The case study focused on a parcel apprehended by Belgian customs authorities that originated from China and contained two samples, declared as “white pigments”. The substances were initially analyzed by Belgian Customs Laboratories using GC–MS and Fourier‑transform infrared spectroscopy before full characterization using ¹H and ¹³C NMR, HR–MS–MS, and Raman spectroscopy by the JRC.

Through this methodology the substances were identified as synthetic cannabinoids 5F-AMB and PX-3. Synthetic cannabinoids mimic the effects of cannabis in the endocannabinoid system but are more toxic than cannabis.³ The result differs from the intended purchase because the purchaser believed the package to contain one synthetic cannabinoid and one benzodiazepine. Benzodiazepines are often taken in combination with other drugs to heighten the effects or to counterbalance the adverse effects of other drugs.⁴

“NPSs constitute a serious public health threat. In the past years different Member States [of the EU] have reported several cases of serious intoxications and even fatalities,” said Lobo Vicente. This particular case study highlights the issues with on-line retailers who sell NPSs, because the contents of the products are not necessarily what they are advertised as.

“Currently our work focuses on identifying as quickly as possible the chemical structure of the new psychoactive substance appearing on the market and on establishing their chemical ‘fingerprint’ and chemoinformatic identifiers, allowing other laboratories to clearly recognize them and monitor their diffusion on the market,” stated Lobo Vicente. The “fingerprints” produced by the JRC laboratory are available in a public library and are used by control laboratories. In the future, it is expected hospitals will also be able to use this information to detect NPS.

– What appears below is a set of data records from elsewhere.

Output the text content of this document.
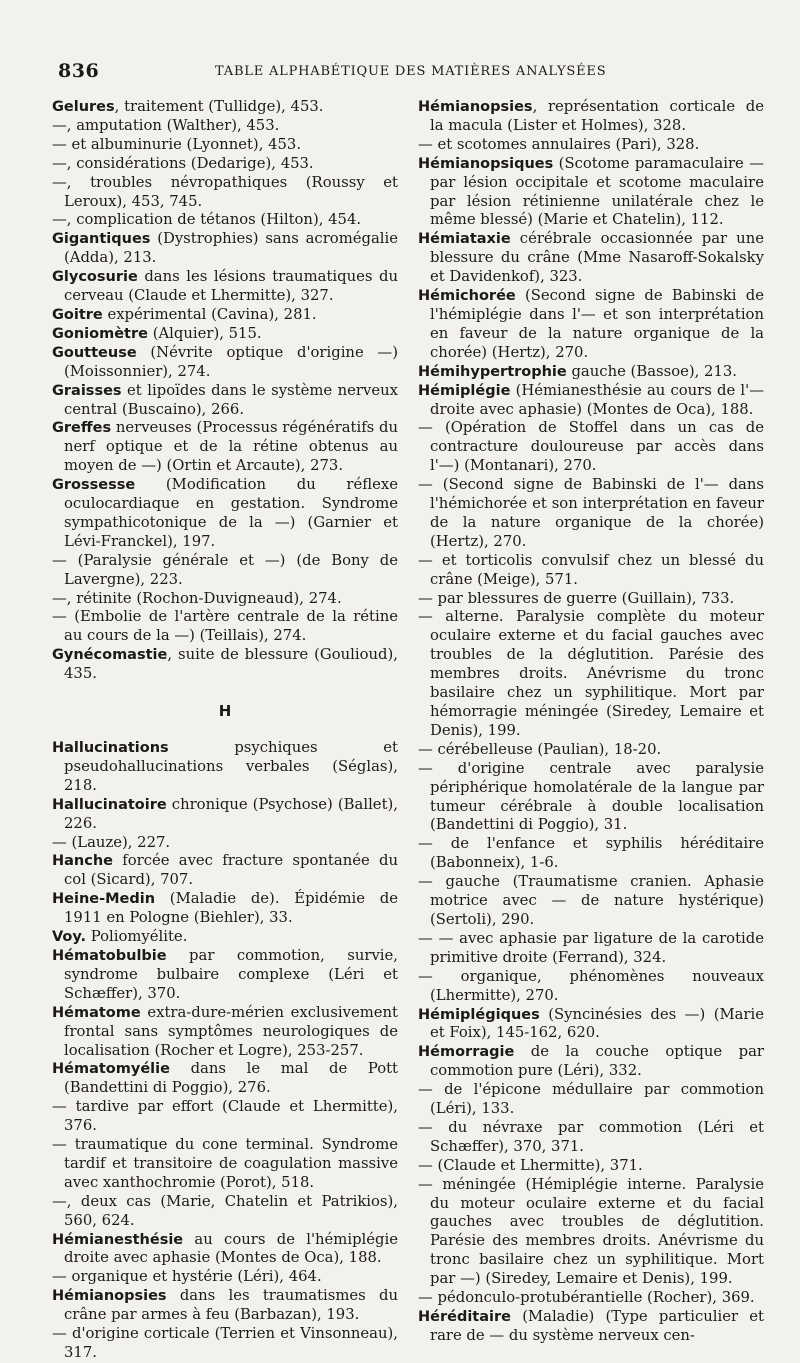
836	TABLE ALPHABÉTIQUE DES MATIÈRES ANALYSÉES
Gelures, traitement (Tullidge), 453.
—, amputation (Walther), 453.
— et albuminurie (Lyonnet), 453.
—, considérations (Dedarige), 453.
—, troubles névropathiques (Roussy et Leroux), 453, 745.
—, complication de tétanos (Hilton), 454.
Gigantiques (Dystrophies) sans acromégalie (Adda), 213.
Glycosurie dans les lésions traumatiques du cerveau (Claude et Lhermitte), 327.
Goitre expérimental (Cavina), 281.
Goniomètre (Alquier), 515.
Goutteuse (Névrite optique d'origine —) (Moissonnier), 274.
Graisses et lipoïdes dans le système nerveux central (Buscaino), 266.
Greffes nerveuses (Processus régénératifs du nerf optique et de la rétine obtenus au moyen de —) (Ortin et Arcaute), 273.
Grossesse (Modification du réflexe oculocardiaque en gestation. Syndrome sympathicotonique de la —) (Garnier et Lévi-Franckel), 197.
— (Paralysie générale et —) (de Bony de Lavergne), 223.
—, rétinite (Rochon-Duvigneaud), 274.
— (Embolie de l'artère centrale de la rétine au cours de la —) (Teillais), 274.
Gynécomastie, suite de blessure (Goulioud), 435.
H
Hallucinations psychiques et pseudohallucinations verbales (Séglas), 218.
Hallucinatoire chronique (Psychose) (Ballet), 226.
— (Lauze), 227.
Hanche forcée avec fracture spontanée du col (Sicard), 707.
Heine-Medin (Maladie de). Épidémie de 1911 en Pologne (Biehler), 33.
Voy. Poliomyélite.
Hématobulbie par commotion, survie, syndrome bulbaire complexe (Léri et Schæffer), 370.
Hématome extra-dure-mérien exclusivement frontal sans symptômes neurologiques de localisation (Rocher et Logre), 253-257.
Hématomyélie dans le mal de Pott (Bandettini di Poggio), 276.
— tardive par effort (Claude et Lhermitte), 376.
— traumatique du cone terminal. Syndrome tardif et transitoire de coagulation massive avec xanthochromie (Porot), 518.
—, deux cas (Marie, Chatelin et Patrikios), 560, 624.
Hémianesthésie au cours de l'hémiplégie droite avec aphasie (Montes de Oca), 188.
— organique et hystérie (Léri), 464.
Hémianopsies dans les traumatismes du crâne par armes à feu (Barbazan), 193.
— d'origine corticale (Terrien et Vinsonneau), 317.
Hémianopsies, représentation corticale de la macula (Lister et Holmes), 328.
— et scotomes annulaires (Pari), 328.
Hémianopsiques (Scotome paramaculaire — par lésion occipitale et scotome maculaire par lésion rétinienne unilatérale chez le même blessé) (Marie et Chatelin), 112.
Hémiataxie cérébrale occasionnée par une blessure du crâne (Mme Nasaroff-Sokalsky et Davidenkof), 323.
Hémichorée (Second signe de Babinski de l'hémiplégie dans l'— et son interprétation en faveur de la nature organique de la chorée) (Hertz), 270.
Hémihypertrophie gauche (Bassoe), 213.
Hémiplégie (Hémianesthésie au cours de l'— droite avec aphasie) (Montes de Oca), 188.
— (Opération de Stoffel dans un cas de contracture douloureuse par accès dans l'—) (Montanari), 270.
— (Second signe de Babinski de l'— dans l'hémichorée et son interprétation en faveur de la nature organique de la chorée) (Hertz), 270.
— et torticolis convulsif chez un blessé du crâne (Meige), 571.
— par blessures de guerre (Guillain), 733.
— alterne. Paralysie complète du moteur oculaire externe et du facial gauches avec troubles de la déglutition. Parésie des membres droits. Anévrisme du tronc basilaire chez un syphilitique. Mort par hémorragie méningée (Siredey, Lemaire et Denis), 199.
— cérébelleuse (Paulian), 18-20.
— d'origine centrale avec paralysie périphérique homolatérale de la langue par tumeur cérébrale à double localisation (Bandettini di Poggio), 31.
— de l'enfance et syphilis héréditaire (Babonneix), 1-6.
— gauche (Traumatisme cranien. Aphasie motrice avec — de nature hystérique) (Sertoli), 290.
— — avec aphasie par ligature de la carotide primitive droite (Ferrand), 324.
— organique, phénomènes nouveaux (Lhermitte), 270.
Hémiplégiques (Syncinésies des —) (Marie et Foix), 145-162, 620.
Hémorragie de la couche optique par commotion pure (Léri), 332.
— de l'épicone médullaire par commotion (Léri), 133.
— du névraxe par commotion (Léri et Schæffer), 370, 371.
— (Claude et Lhermitte), 371.
— méningée (Hémiplégie interne. Paralysie du moteur oculaire externe et du facial gauches avec troubles de déglutition. Parésie des membres droits. Anévrisme du tronc basilaire chez un syphilitique. Mort par —) (Siredey, Lemaire et Denis), 199.
— pédonculo-protubérantielle (Rocher), 369.
Héréditaire (Maladie) (Type particulier et rare de — du système nerveux cen-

Despite the increasing challenge it is hoped that through this method, chemists and regulatory agencies will be better equipped to react to NPSs in a much swifter fashion and combat potentially lethal drugs being sold across Europe. - L.B.

References

1. J. Lobo Vicente et al.,Forensic Sci. Int.265, 107–115 (2016).
2. EMCDDA, European Drug Report - Trends and Development (2015).
3. U. Bonnet and H. Mahler, Fortschr. Neurol. Psychiatr.83(4), 221–231(2015).
4. C.P. O’Brien, J. Clin. Psychiatry66(2), 28–33 (2005).